I am indebted to Sensei Joshin Byrnes for reminding me of Bernie’s words: “Action is the function of awakening.”

It was one of Bernie’s big credos. Not for him a sense of awakening as in: You had a terrific experience of some kind, congratulations, sit there and enjoy that sense of no differentiation between you and the trees, the birds, or flying snowflakes.

In my experience, as I awaken, I see new aspects of life, which of course are new aspects of me, so I serve them. I take care of them. Bernie repeated that many, many times.

Sometimes it’s obvious. My housemate, Lori, is in lots of pain and needs constant care. Her loyal and hard-working sister needs her own time off to go home and sleep through the night. I offer to do that work for a few days starting Saturday afternoon and we have a conversation.

“It’ll be too much for you,” she says.

It’ll be a lot, no blogging or writing, questionable dog walks and challenging nights, but I’m connected to Lori. I’ve also become connected to her sister and much of her family, and friends and neighbors who want to help with the snow, the lawnmower (jobs Lori used to do), and meals. Connections have widened, creating bigger and bigger ripples, and maybe they’re weak at the outer edges but they’re there nevertheless, so of course, I want to do something. Not because I’m some wonderful bodhisattva but because it feels natural to take care of me.

 That’s what doing as a function of enlightenment means. I connect with more and more aspects of life, which means that I realize more and more aspects of myself.

When I was in Israel three months ago, I was puzzled by how it was that the media didn’t hide the situation in Gaza; the numbers of dead and wounded were dutifully reported, there was no censorship per se. So why did so few care?

It took me time to realize that those numbers and statistics were experienced as noise by most people, static on the lines, not the real conversation. The real conversation was always about them, what happened on October 7, and what was befalling their own soldiers, their own sons. Gaza was noise, and they weren’t connecting with noise.

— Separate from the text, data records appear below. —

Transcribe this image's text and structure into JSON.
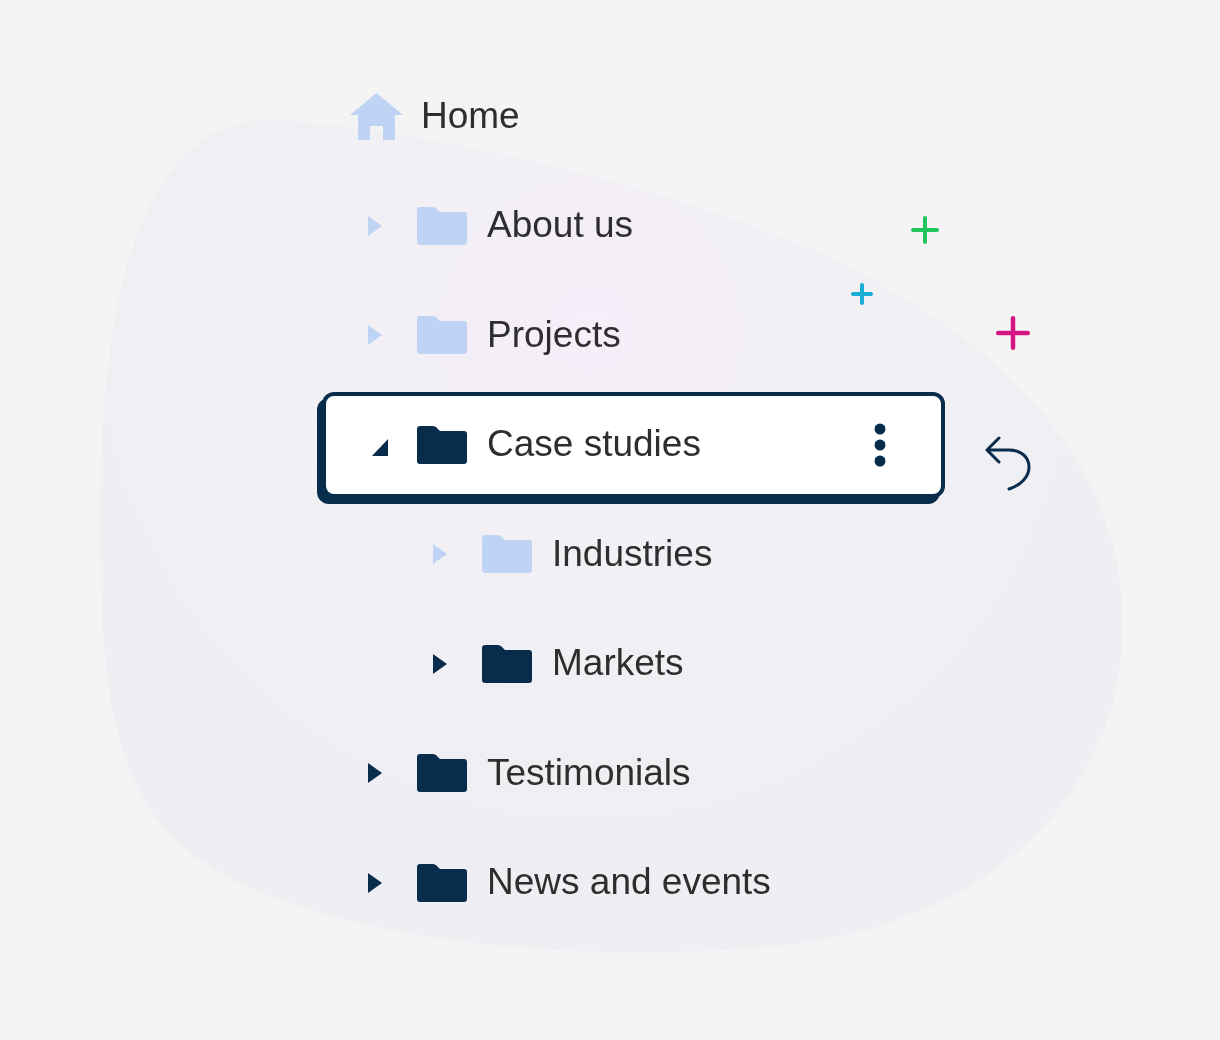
{
  "tree": {
    "nodes": [
      {
        "kind": "home",
        "label": "Home",
        "dimmed": true,
        "selected": false,
        "children": [
          {
            "kind": "folder",
            "label": "About us",
            "dimmed": true,
            "expanded": false,
            "selected": false
          },
          {
            "kind": "folder",
            "label": "Projects",
            "dimmed": true,
            "expanded": false,
            "selected": false
          },
          {
            "kind": "folder",
            "label": "Case studies",
            "dimmed": false,
            "expanded": true,
            "selected": true,
            "children": [
              {
                "kind": "folder",
                "label": "Industries",
                "dimmed": true,
                "expanded": false,
                "selected": false
              },
              {
                "kind": "folder",
                "label": "Markets",
                "dimmed": false,
                "expanded": false,
                "selected": false
              }
            ]
          },
          {
            "kind": "folder",
            "label": "Testimonials",
            "dimmed": false,
            "expanded": false,
            "selected": false
          },
          {
            "kind": "folder",
            "label": "News and events",
            "dimmed": false,
            "expanded": false,
            "selected": false
          }
        ]
      }
    ]
  },
  "sparkles": [
    {
      "color": "#22c55e"
    },
    {
      "color": "#1aaed6"
    },
    {
      "color": "#d6137f"
    }
  ]
}
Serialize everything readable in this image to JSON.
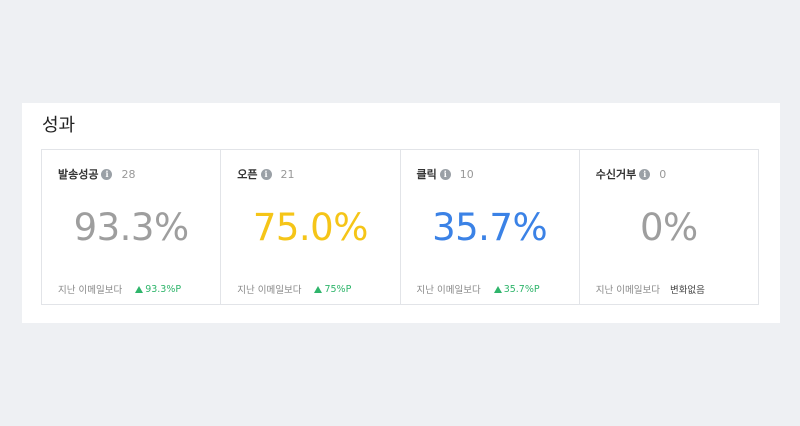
{
  "section": {
    "title": "성과"
  },
  "cards": [
    {
      "label": "발송성공",
      "count": "28",
      "value": "93.3%",
      "value_color": "#9e9e9e",
      "foot_label": "지난 이메일보다",
      "change": "93.3%P",
      "trend": "up"
    },
    {
      "label": "오픈",
      "count": "21",
      "value": "75.0%",
      "value_color": "#f5c518",
      "foot_label": "지난 이메일보다",
      "change": "75%P",
      "trend": "up"
    },
    {
      "label": "클릭",
      "count": "10",
      "value": "35.7%",
      "value_color": "#3b82e6",
      "foot_label": "지난 이메일보다",
      "change": "35.7%P",
      "trend": "up"
    },
    {
      "label": "수신거부",
      "count": "0",
      "value": "0%",
      "value_color": "#9e9e9e",
      "foot_label": "지난 이메일보다",
      "change": "변화없음",
      "trend": "none"
    }
  ],
  "icons": {
    "info": "info-icon",
    "trend_up": "triangle-up-icon"
  },
  "colors": {
    "positive": "#2fb56b"
  }
}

When you’re not connecting, you’re not taking action. The faces of children crying and buildings toppling over after absorbing heavy bombs feel distant and irrelevant. The subliminal message is: This has got nothing to do with us. As if Gaza is on Mars, not 75 kilometers from Jerusalem.

I went a little crazy the day I read of the killing of the World Central Kitchen aid workers in Gaza. Why them, and not the 200 previous aid workers killed? What is there more basic than food and medicine? It was one of those days when pain and grief just sent me over the edge.

Slowly I’m learning the extent of my connection with Israel, including the bubbles caused by trauma. I am connected to the country and the people in my blood, much as Bernie is in my blood, not some external factor to appreciate or remember or even love. The dharma is in my blood; I don’t know how to even talk about it anymore.

I also feel a deep connection to Palestinians who live in the area, and in fact to that great Levantine culture so different from our own secular Western customs.

I know what to do for Lori, but what do I do with those more distant energies of connection? At the very least, I pay attention to what flows through me: the sinking of the stomach, the rising of the gorge of anger and shame, or something way subtler, a surrender to a long-running thread, a connection I wished to let go of, with no success, like a lover who walked out of your life long ago but remains in your psyche nevertheless; even after you’ve moved on, you know you won’t forget him.

There’s nothing permanent or solid about it, it comes and goes, one of many reminders of how insubstantial and empty we really are.

I overheard Aussie and the Illegal Chihuahua talking the other day.

“Aussie, what’s wrong with the Senora? Most days she is cheery and fine, but sometimes she mutters to herself and stares out the window, won’t even throw Llama Louie for me to catch.”

“She always wants to do something, Enrique.”

“Isn’t that a good thing, Aussie?”

“Not if it makes you miserable. You’d think she’d have learned by now that there’s nothing to do. Life sorts itself out, Illegal. Clouds one day, sunshine the next day. Nobody understands the weather. Just look at the snowstorm we got today.”

“Don’t you tell her that, Aussie?”

“Every day, Illegal. She says I’m a Taoist.”

“What’s that, Aussie?”

“I thought it meant I was a stockbroker, but she said I can’t spell.”